What’s next?

Il 2018 è stato per noi un anno che sicuramente non dimenticheremo facilmente. Sono state tantissime le novità che ci hanno accompagnato nel corso di questi 365 giorni, dall’ingresso di Matteo come nuovo bassista, al release dell’album “Waves of Griefs, Seas of Regrets” via Ghost Label Record, alle nuove esperienze live un po’ più distanti dalle zone a cui eravamo abituati. Probabilmente la novità che più ci ha toccati è stato proprio riprendere in mano gli strumenti, questa volta non per registrare, ma per suonare i nostri pezzi dal vivo in location di tutto rispetto come il Legend Live Club di Milano. Il bilancio, visto da qui, è sicuramente positivo.

Ma cosa ci aspetta nel 2019?

Questo non sarà sicuramente un anno meno movimentato del precedente, inizieremo infatti subito con i live, il 9 Marzo a Vercelli, alle Officine Musicali. Qui giocheremo in casa degli amici Niahm, gruppo che ci ha accompagnato anche in alcune delle serate a cui abbiamo partecipato a Milano. Successivamente, ci sarà tempo per riprendere le forze prima del mini-tour in programma durante i mesi estivi con location e date ancora, però, da definirsi. Nel frattempo, la vena compositiva è sempre presente, grazie al nostro batterista, Jacopo, che non contento dell’album appena concluso e pubblicato, sta già sottoponendo del nuovo materiale agli altri componenti del gruppo.

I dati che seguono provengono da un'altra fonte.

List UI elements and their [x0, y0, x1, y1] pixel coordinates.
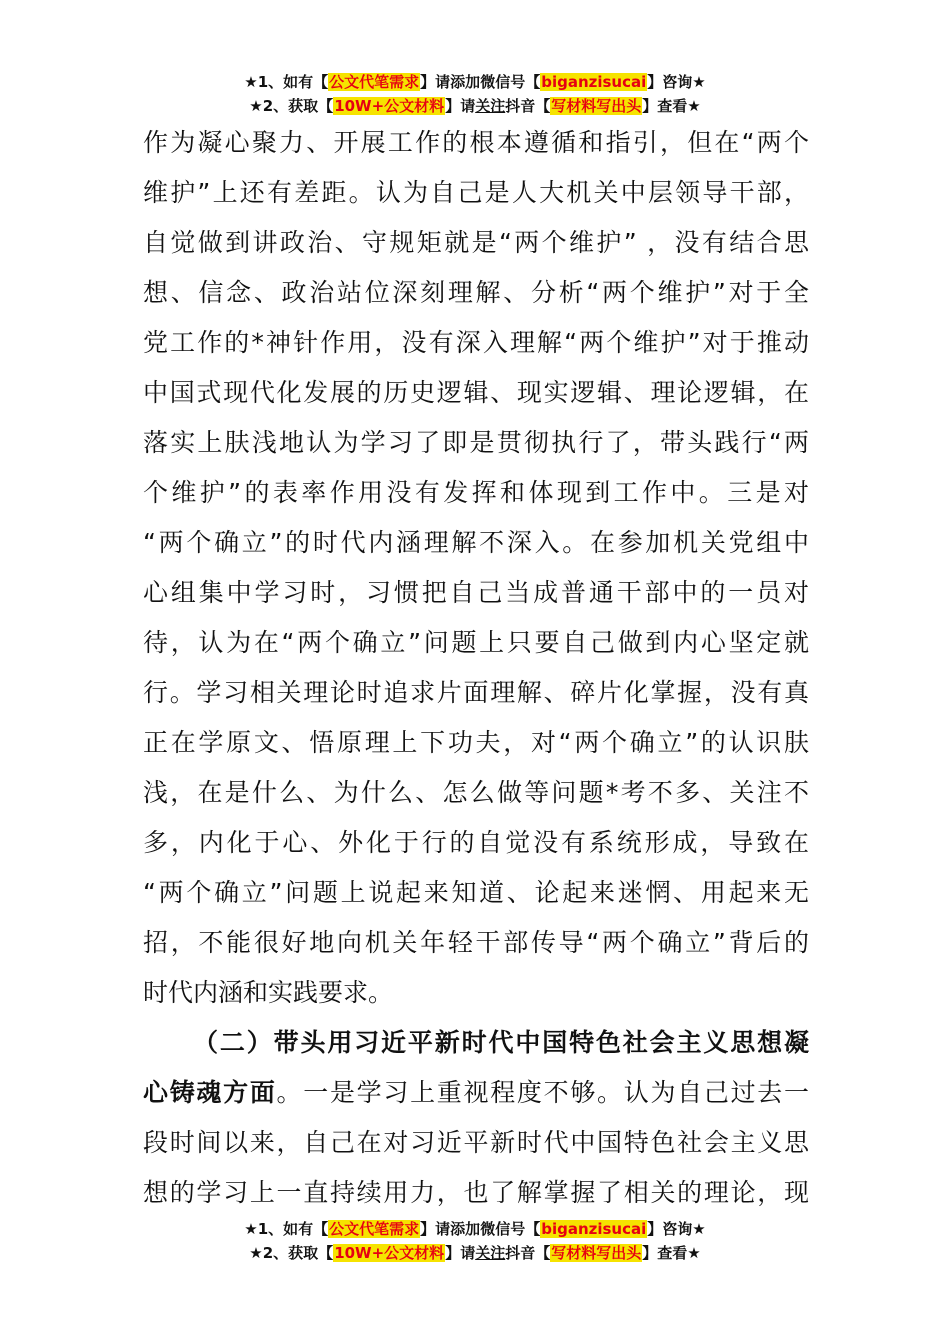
body-line: 多，内化于心、外化于行的自觉没有系统形成，导致在: [143, 828, 809, 857]
body-line: 行。学习相关理论时追求片面理解、碎片化掌握，没有真: [143, 678, 809, 707]
body-line: 落实上肤浅地认为学习了即是贯彻执行了，带头践行“两: [143, 428, 809, 457]
body-line: 中国式现代化发展的历史逻辑、现实逻辑、理论逻辑，在: [143, 378, 809, 407]
body-line: 维护”上还有差距。认为自己是人大机关中层领导干部，: [143, 178, 809, 207]
body-line: 个维护”的表率作用没有发挥和体现到工作中。三是对: [143, 478, 809, 507]
notice-highlight-materials: 10W+公文材料: [334, 1244, 445, 1262]
notice-highlight-writing: 公文代笔需求: [329, 1220, 420, 1238]
header-notice: [0, 70, 950, 118]
notice-highlight-materials: 10W+公文材料: [334, 97, 445, 115]
section-heading-continued: 心铸魂方面。一是学习上重视程度不够。认为自己过去一: [143, 1078, 809, 1107]
notice-douyin-account: 写材料写出头: [551, 1244, 642, 1262]
body-line: 正在学原文、悟原理上下功夫，对“两个确立”的认识肤: [143, 728, 809, 757]
notice-line-2: ★2、获取【10W+公文材料】请关注抖音【写材料写出头】查看★: [249, 1244, 701, 1262]
notice-line-2: ★2、获取【10W+公文材料】请关注抖音【写材料写出头】查看★: [249, 97, 701, 115]
notice-wechat-id: biganzisucai: [541, 73, 647, 91]
body-line: 时代内涵和实践要求。: [143, 978, 394, 1007]
notice-highlight-writing: 公文代笔需求: [329, 73, 420, 91]
notice-douyin-account: 写材料写出头: [551, 97, 642, 115]
document-body: [143, 118, 809, 1218]
body-line: 自觉做到讲政治、守规矩就是“两个维护” ，没有结合思: [143, 228, 809, 257]
body-line: 待，认为在“两个确立”问题上只要自己做到内心坚定就: [143, 628, 809, 657]
body-line: 段时间以来，自己在对习近平新时代中国特色社会主义思: [143, 1128, 809, 1157]
notice-line-1: ★1、如有【公文代笔需求】请添加微信号【biganzisucai】咨询★: [244, 73, 706, 91]
body-line: 浅，在是什么、为什么、怎么做等问题*考不多、关注不: [143, 778, 809, 807]
body-line: “两个确立”的时代内涵理解不深入。在参加机关党组中: [143, 528, 809, 557]
notice-line-1: ★1、如有【公文代笔需求】请添加微信号【biganzisucai】咨询★: [244, 1220, 706, 1238]
body-line: 作为凝心聚力、开展工作的根本遵循和指引，但在“两个: [143, 128, 809, 157]
body-line: “两个确立”问题上说起来知道、论起来迷惘、用起来无: [143, 878, 809, 907]
body-line: 心组集中学习时，习惯把自己当成普通干部中的一员对: [143, 578, 809, 607]
notice-wechat-id: biganzisucai: [541, 1220, 647, 1238]
body-line: 招，不能很好地向机关年轻干部传导“两个确立”背后的: [143, 928, 809, 957]
section-heading: （二）带头用习近平新时代中国特色社会主义思想凝: [193, 1028, 809, 1057]
body-line: 想的学习上一直持续用力，也了解掌握了相关的理论，现: [143, 1178, 809, 1207]
body-line: 党工作的*神针作用，没有深入理解“两个维护”对于推动: [143, 328, 809, 357]
body-line: 想、信念、政治站位深刻理解、分析“两个维护”对于全: [143, 278, 809, 307]
footer-notice: [0, 1217, 950, 1265]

I piani per il futuro saranno comunque incentrati maggiormente sui live. Il nostro proposito è riuscire a fare in modo che il maggior numero possibile di persone ascolti il cd e venga a vederci dal vivo, ed è proprio la ricerca di nuove occasioni per esibirci che al momento si è dimostrata essere una delle nostre prime priorità.

Siamo sicuri che il 2019 sarà un anno grandioso, ancora meglio del precedente, e siamo certi che le nostre aspettative non verranno deluse. Per chi volesse, ci si vede il 9 Marzo!

Behind the mask

Cosa si nasconde dietro la copertina di un album? Sicuramente tanto lavoro, dedizione, fantasia e spesso un pensiero critico e profondo. Per scoprirlo è fondamentale non fermarsi alla prima impressione. Qui di seguito è riportata la risposta a una delle interviste che ci sono state fatte, riguardante proprio le tematiche del nostro nuovo lavoro “Waves of Griefs, Seas of Regrets”.

“Nel nostro ultimo album “Waves of Griefs, Seas of Regrets” ci siamo concentrati nel cercare di descrivere che cosa significhi vivere e crescere all’interno di una generazione alla quale sono stati insegnati dalla generazione precedente come cruciali valori che si rivelano poi non essere più adatti alla realtà in cui ci si trova a vivere. Questo genera una frattura etica, poiché da una parte la generazione precedente non riesce a comprendere appieno la nuova realtà perché la analizza con caratteristiche mentali non più affidabili e dall’altro la seconda generazione si trova impreparata ad affrontare la realtà. In questo contesto sembra che l’unica cosa da fare sia cercare di farsi strada a modo proprio anche prendendosi dei rischi, ben consapevoli che il proprio agire può portare a grandi rimorsi. Abbiamo scelto di utilizzare il mare in tempesta nelle grafiche del disco perché ci sembrava che potesse rappresentare appieno la sensazione di smarrimento di cui si parla, da cui si può tuttavia tentare di sfuggire affrontandola.”